Receiving phone book entries from a mobile phone without a display
Once an employee brought a Fly Ezzy Trendy 3 phone.

(According to his version, the phone started first, but the employee turned out to be stronger) The
realization that the loser remained with the loser did not come right away. And after some time, the employee turned to the nearest service with a request to extract the phone book.
This could have ended the story, but for some reason the service was denied to him under the pretext that they do not have a specialized program for this phone.
Checked, it seems to turn on. In any case, the keyboard backlight lights up.
We climb into Google and find out that the phone runs on a MediaTek MT6261D processor. We look at what service programs are used to work with devices based on such processors. We select MAUI META and at the same time download the driver package for devices based on MTK processors.
Googled these options:
- Most advanced user interface
- Multimodal Affective User Interface
- Multimedia Application User Interface
But this is all the lyrics.
We install drivers, launch MauiMETA, select the FAT Editor, connect the phone and see the file system of the phone.

We copy the contents of NVRAM \ NVD_DATA to the computer and begin to study it intensely. It turned out that we need only two files MP0C_003 (names are stored here) and MP0H_006 (phone numbers are stored here). Also, there was a file with sms MPA3_001, but we did not need them.
We will use Frhed. We determine the size of the records in these files.

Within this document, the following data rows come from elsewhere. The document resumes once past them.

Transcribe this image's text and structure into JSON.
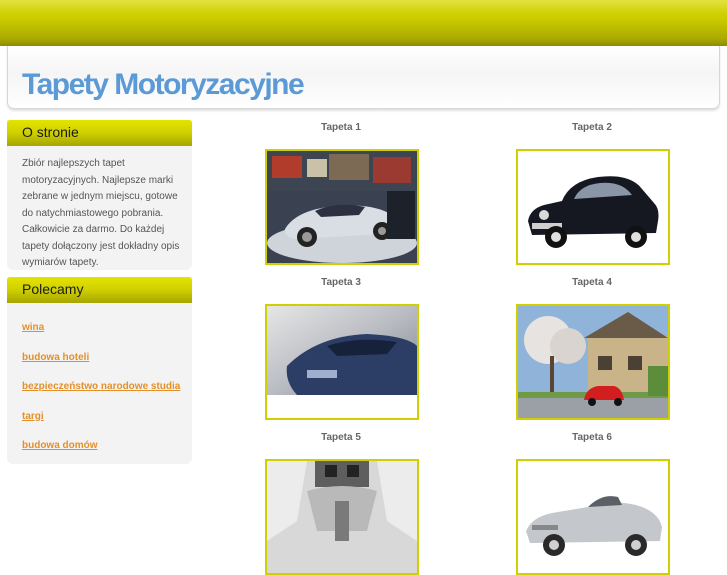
{
  "header": {
    "title": "Tapety Motoryzacyjne"
  },
  "sidebar": {
    "about": {
      "heading": "O stronie",
      "text": "Zbiór najlepszych tapet motoryzacyjnych. Najlepsze marki zebrane w jednym miejscu, gotowe do natychmiastowego pobrania. Całkowicie za darmo. Do każdej tapety dołączony jest dokładny opis wymiarów tapety."
    },
    "recommend": {
      "heading": "Polecamy",
      "links": [
        "wina",
        "budowa hoteli",
        "bezpieczeństwo narodowe studia",
        "targi",
        "budowa domów"
      ]
    }
  },
  "wallpapers": [
    {
      "label": "Tapeta 1"
    },
    {
      "label": "Tapeta 2"
    },
    {
      "label": "Tapeta 3"
    },
    {
      "label": "Tapeta 4"
    },
    {
      "label": "Tapeta 5"
    },
    {
      "label": "Tapeta 6"
    }
  ],
  "colors": {
    "accent_yellow": "#cccc00",
    "title_blue": "#5b9ad6",
    "link_orange": "#e4902a"
  }
}
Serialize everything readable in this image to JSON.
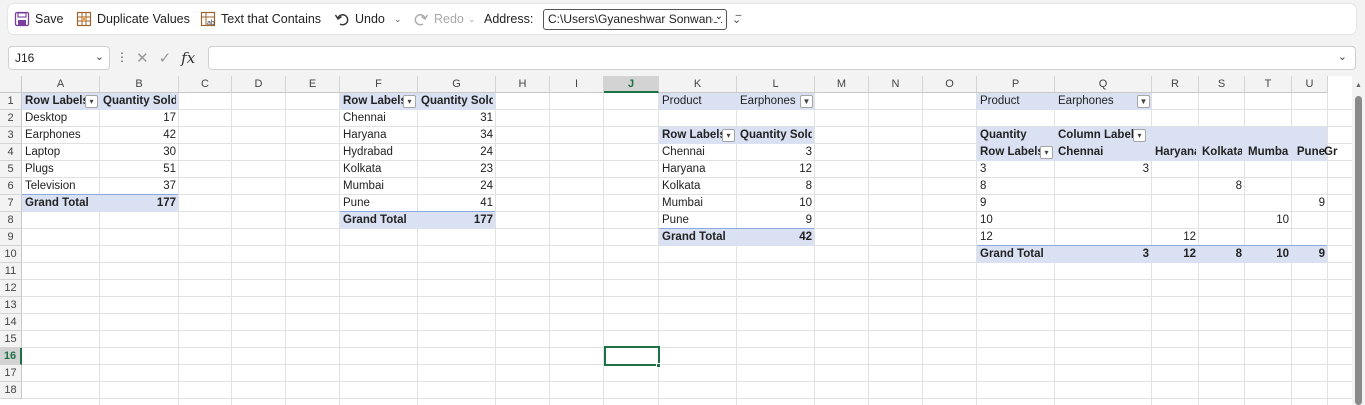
{
  "toolbar": {
    "save": "Save",
    "duplicate_values": "Duplicate Values",
    "text_contains": "Text that Contains",
    "undo": "Undo",
    "redo": "Redo",
    "address_label": "Address:",
    "address_value": "C:\\Users\\Gyaneshwar Sonwane\\"
  },
  "formula_bar": {
    "name_box": "J16",
    "formula": ""
  },
  "columns": [
    "A",
    "B",
    "C",
    "D",
    "E",
    "F",
    "G",
    "H",
    "I",
    "J",
    "K",
    "L",
    "M",
    "N",
    "O",
    "P",
    "Q",
    "R",
    "S",
    "T",
    "U"
  ],
  "rows": [
    "1",
    "2",
    "3",
    "4",
    "5",
    "6",
    "7",
    "8",
    "9",
    "10",
    "11",
    "12",
    "13",
    "14",
    "15",
    "16",
    "17",
    "18"
  ],
  "selected_cell": {
    "column": "J",
    "row": "16"
  },
  "pivot1": {
    "header": [
      "Row Labels",
      "Quantity Sold"
    ],
    "rows": [
      [
        "Desktop",
        "17"
      ],
      [
        "Earphones",
        "42"
      ],
      [
        "Laptop",
        "30"
      ],
      [
        "Plugs",
        "51"
      ],
      [
        "Television",
        "37"
      ]
    ],
    "total": [
      "Grand Total",
      "177"
    ]
  },
  "pivot2": {
    "header": [
      "Row Labels",
      "Quantity Sold"
    ],
    "rows": [
      [
        "Chennai",
        "31"
      ],
      [
        "Haryana",
        "34"
      ],
      [
        "Hydrabad",
        "24"
      ],
      [
        "Kolkata",
        "23"
      ],
      [
        "Mumbai",
        "24"
      ],
      [
        "Pune",
        "41"
      ]
    ],
    "total": [
      "Grand Total",
      "177"
    ]
  },
  "pivot3": {
    "filter": [
      "Product",
      "Earphones"
    ],
    "header": [
      "Row Labels",
      "Quantity Sold"
    ],
    "rows": [
      [
        "Chennai",
        "3"
      ],
      [
        "Haryana",
        "12"
      ],
      [
        "Kolkata",
        "8"
      ],
      [
        "Mumbai",
        "10"
      ],
      [
        "Pune",
        "9"
      ]
    ],
    "total": [
      "Grand Total",
      "42"
    ]
  },
  "pivot4": {
    "filter": [
      "Product",
      "Earphones"
    ],
    "value_label": "Quantity",
    "column_labels": "Column Labels",
    "row_labels": "Row Labels",
    "columns": [
      "Chennai",
      "Haryana",
      "Kolkata",
      "Mumbai",
      "Pune",
      "Gr"
    ],
    "rows": [
      {
        "label": "3",
        "values": [
          "3",
          "",
          "",
          "",
          ""
        ]
      },
      {
        "label": "8",
        "values": [
          "",
          "",
          "8",
          "",
          ""
        ]
      },
      {
        "label": "9",
        "values": [
          "",
          "",
          "",
          "",
          "9"
        ]
      },
      {
        "label": "10",
        "values": [
          "",
          "",
          "",
          "10",
          ""
        ]
      },
      {
        "label": "12",
        "values": [
          "",
          "12",
          "",
          "",
          ""
        ]
      }
    ],
    "total_label": "Grand Total",
    "totals": [
      "3",
      "12",
      "8",
      "10",
      "9"
    ]
  },
  "colors": {
    "accent": "#1e7145",
    "pivot_band": "#d9e1f2"
  }
}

(here you can clearly see where the data ends and empty records go)
Record format in a file with names:
- 44 bytes per record
- 2 last bytes under the checksum
- records themselves in UTF-16LE
Record format in a file with phones:
- 38 bytes per record
- each entry starts at 0x00 0x00 0x01 0x00
- 2 last bytes under the checksum
- ASCII entries themselves
Now it would be nice to somehow automate the process of extracting phone numbers and names from files. Since there was a web server at hand and I can do a bit of php, sketched a script, uploaded the files to the server. The result is a file with records of this kind: contact name, phone number . Then imported into the table.
The satisfied owner of the phone left with a list of his contacts in the sunset.
PS Out of sporting interest, I decided to check whether the last two bytes of each record really are some kind of checksum, and if so, what is its algorithm.
I read about CRC16 type 16-bit checksums and unsuccessfully selected the one that would suit me. I got tired and decided to use the
It turned out to be a little more complicated: the odd bytes are summed separately and the result is compared with the first byte of the checksum, the even bytes separately with the second. Summation occurs without overflow.
I hope that this post will help someone, but someone will simply amuse me.